Wednesday, 13 January 2016

She named the boy Ichabod, saying, “The Glory has departed from Israel”—because of the capture of the ark of God and the deaths of her father-in-law and her husband. – 1 Samuel 4:21


Today’s Scripture Reading (January 13, 2016): 1 Samuel 4

Major General William Tecumseh Sherman once wrote that he was tired and sick of war. Its glory is all moonshine. It is only those who have neither fired a shot nor heard the shrieks and groans of the wounded who cry aloud for blood, for vengeance, for desolation. War is hell.” Sherman distinguished himself as a General in the Union Army during the American Civil War serving under Ulysses S. Grant. He has been honored for his tactics during the war, and criticized for the scorched earth campaign that he waged against the South as the horrors and tedium of war progressed. But he seemed to understand the truth of war. There is no glory. And what glory we might see from the outside disappears once you get closer to the fight. It is moonshine that can never be grasped and disappears quickly in the presence of a greater light. Those who desire war have never experienced it, or have been deceived into believing that some alternate reality exists that makes war seem important.

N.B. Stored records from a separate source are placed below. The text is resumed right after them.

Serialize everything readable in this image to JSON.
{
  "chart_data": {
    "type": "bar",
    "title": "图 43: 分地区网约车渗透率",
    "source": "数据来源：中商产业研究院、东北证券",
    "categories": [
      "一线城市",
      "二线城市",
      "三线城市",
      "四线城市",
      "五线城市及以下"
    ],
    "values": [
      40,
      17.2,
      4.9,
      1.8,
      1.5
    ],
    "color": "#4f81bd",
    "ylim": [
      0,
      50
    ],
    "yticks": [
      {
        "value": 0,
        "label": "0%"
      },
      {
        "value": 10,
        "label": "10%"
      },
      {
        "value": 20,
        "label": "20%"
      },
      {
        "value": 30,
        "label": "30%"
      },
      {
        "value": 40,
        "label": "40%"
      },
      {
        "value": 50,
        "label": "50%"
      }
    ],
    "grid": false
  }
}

The wife of Phinehas gives birth just as the news that her husband and her father-in-law, Eli, have died. Her husband died in the rout of the army of Israel by the Philistines, and Eli at the age of 98, dies when he receives the news of the defeat of Israel, the death of his sons, and the loss of the Ark of the Covenant. Suddenly she is alone with a child. And the name that she gives to this new life that she has been blessed with is Ichabod. The Codex Vaticanus, one of the oldest extant Greek manuscripts of the Bible, lists the child’s name as ouai barchaboth – which is literally translated “No son of Glory.” Sherman would not have been surprised. There can be no glory in war.

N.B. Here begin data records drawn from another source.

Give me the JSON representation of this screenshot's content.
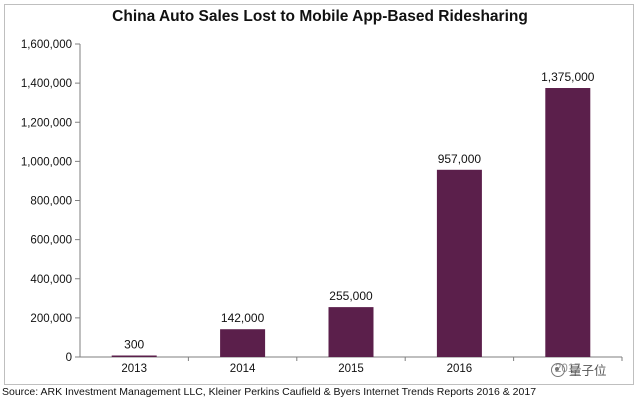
{
  "chart_data": {
    "type": "bar",
    "title": "China Auto Sales Lost to Mobile App-Based Ridesharing",
    "categories": [
      "2013",
      "2014",
      "2015",
      "2016",
      "2017"
    ],
    "values": [
      300,
      142000,
      255000,
      957000,
      1375000
    ],
    "data_labels": [
      "300",
      "142,000",
      "255,000",
      "957,000",
      "1,375,000"
    ],
    "y_ticks": [
      0,
      200000,
      400000,
      600000,
      800000,
      1000000,
      1200000,
      1400000,
      1600000
    ],
    "y_tick_labels": [
      "0",
      "200,000",
      "400,000",
      "600,000",
      "800,000",
      "1,000,000",
      "1,200,000",
      "1,400,000",
      "1,600,000"
    ],
    "ylim": [
      0,
      1600000
    ],
    "xlabel": "",
    "ylabel": "",
    "grid": false,
    "legend": "none",
    "bar_color": "#5b1f4b"
  },
  "source": "Source: ARK Investment Management LLC, Kleiner Perkins Caufield & Byers Internet Trends Reports 2016 & 2017",
  "watermark": {
    "text": "量子位",
    "icon": "wechat-logo-icon"
  }
}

Sometimes I have to admit that I don’t think we really understand that. Maybe that is partially why it is the young that seem to run towards war. Their hope is that in the fight they will find the glory that they believe that their lives deserve. But their disappointment is that there is no glory, no remembrance exists in the midst of the fight. Only pain and suffering and great fear as life passes from them – and they wonder if the reason for the fight was enough to demand such a supreme sacrifice from them.